If White House aides are concerned about negative perceptions surrounding President Obama’s declaration of support, it would be interesting to know if any concern is running through the minds of those closest to our Prime Minister, John Key at the moment.

Within hours of President Obama announcing his support for gay marriage, reports surfaced of our Prime Minister saying he was “not opposed” to gay marriage.  Further, today, the Prime Minister indicated he would support the first reading of a bill supporting gay marriage, but his government had no intention to introduce legislation to that effect.  In his view, such legislation is not a priority because of the small number of New Zealanders concerned about the issue.  If such legislation were to be introduced (as a members bill), he would not oppose the first reading, and was unsure as to how he would vote beyond that.

Whilst President Obama’s position on the issue has been kindly described as evolving (President Obama has previously indicated support for gay civil unions but not for gay marriage), how would one describe our Prime Minister’s position on the issue?  He voted against civil unions in 2003 (based on his interpretation of the views of his Helensville constituents), but then voted against legislation that defined marriage as being between a man and a woman.  Our Prime Minister’s position does not appear to be evolving as much as it is simply confusing!

Expecting the Prime Minister to take a clear position on this issue is perhaps a little unfair.  Afterall, the fight for civil unions in New Zealand brought out the best and worst of those across our political spectrum.  The Greens were the most principled to deal with, taking a party position early in support of the legislation.

The Labour Government, although sponsoring the legislation, still refused to “whip” their MPs, meaning the campaign wasted a lot of time lobbying party members whose manifesto was clearly in support of the legislation.   A number of Labour MPs voted against the legislation, but the party still delivered 45 of the 61 votes needed to pass the new law.

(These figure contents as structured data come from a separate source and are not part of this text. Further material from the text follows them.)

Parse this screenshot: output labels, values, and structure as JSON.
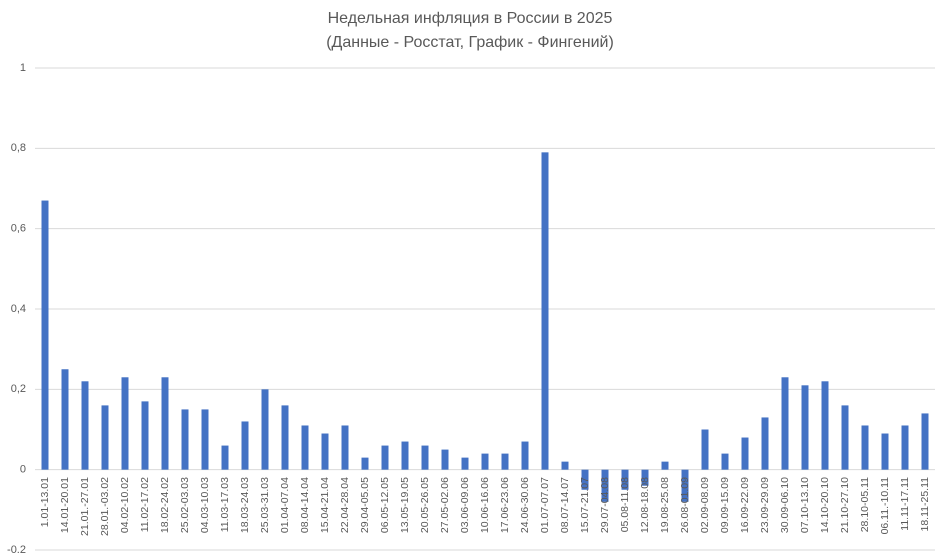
{
  "chart_data": {
    "type": "bar",
    "title": "Недельная инфляция в России в 2025",
    "subtitle": "(Данные - Росстат, График - Фингений)",
    "categories": [
      "1.01-13.01",
      "14.01-20.01",
      "21.01.-27.01",
      "28.01.-03.02",
      "04.02-10.02",
      "11.02-17.02",
      "18.02-24.02",
      "25.02-03.03",
      "04.03-10.03",
      "11.03-17.03",
      "18.03-24.03",
      "25.03-31.03",
      "01.04-07.04",
      "08.04-14.04",
      "15.04-21.04",
      "22.04-28.04",
      "29.04-05.05",
      "06.05-12.05",
      "13.05-19.05",
      "20.05-26.05",
      "27.05-02.06",
      "03.06-09.06",
      "10.06-16.06",
      "17.06-23.06",
      "24.06-30.06",
      "01.07-07.07",
      "08.07-14.07",
      "15.07-21.07",
      "29.07-04.08",
      "05.08-11.08",
      "12.08-18.08",
      "19.08-25.08",
      "26.08-01.09",
      "02.09-08.09",
      "09.09-15.09",
      "16.09-22.09",
      "23.09-29.09",
      "30.09-06.10",
      "07.10-13.10",
      "14.10-20.10",
      "21.10-27.10",
      "28.10-05.11",
      "06.11.-10.11",
      "11.11-17.11",
      "18.11-25.11"
    ],
    "values": [
      0.67,
      0.25,
      0.22,
      0.16,
      0.23,
      0.17,
      0.23,
      0.15,
      0.15,
      0.06,
      0.12,
      0.2,
      0.16,
      0.11,
      0.09,
      0.11,
      0.03,
      0.06,
      0.07,
      0.06,
      0.05,
      0.03,
      0.04,
      0.04,
      0.07,
      0.79,
      0.02,
      -0.05,
      -0.08,
      -0.05,
      -0.04,
      0.02,
      -0.08,
      0.1,
      0.04,
      0.08,
      0.13,
      0.23,
      0.21,
      0.22,
      0.16,
      0.11,
      0.09,
      0.11,
      0.14
    ],
    "color": "#4472c4",
    "ylim": [
      -0.2,
      1
    ],
    "yticks": [
      -0.2,
      0,
      {
        "value": 0.2,
        "label": "0,2"
      },
      {
        "value": 0.4,
        "label": "0,4"
      },
      {
        "value": 0.6,
        "label": "0,6"
      },
      {
        "value": 0.8,
        "label": "0,8"
      },
      1
    ],
    "grid": true
  }
}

Interestingly, none of the three National MPs who supported the bill – Katherine Rich, Clem Simich, Pansy Wong – remain in Parliament.  But the most disappointing vote on the bill was that of Tariana Turia, the sole member of the Maori Party, who voted against the legislation – her position, like that of the Prime Minister’s was based on her understanding of the views of her constituents.

So, what do we expect of our leaders when dealing with issues of conscience and, specifically, issues of equality under the law?  Should our leaders merely reflect the view of constituents, or should they seek to influence the views of their constiuents as well?  Should leaders only pursue an issue because of the number of people an issue affects, or because it is “the right thing to do”?

The answers to these sorts of questions are important, because they lie at the heart of a well-functioning democracy.  The minority relies on a sense of justice being held in the minds (and in the behaviours) of the majority – this ensures our issues are heard and, when right, supported.  Would homosexual law reform been achieved if our leaders merely reflected the views of their constituents?  Would sexual orientation have been included within Human Rights Legislation if it were left to the majority to determine its inclusion?

Whilst it is no accident that US$2 million in campaign funds flooded into the Obama 2012 campaign within 24 hours of the President’s announcement, there is no doubt that the President has still taken a gamble (albeit a calculated one) to announce his support for gay marriage.  Indeed, if the issue was gambling (another issue of conscience), I am sure we would have received a far more emphatic response of support from the Prime Minister.

Jeremy Lambert is a communications and management consultant based in Auckland.  He is a former senior public servant and parliamentary secretary.  He has also served as the Chair of the New Zealand AIDS Foundation, and was part of the campaign team for civil unions in 2002-2003.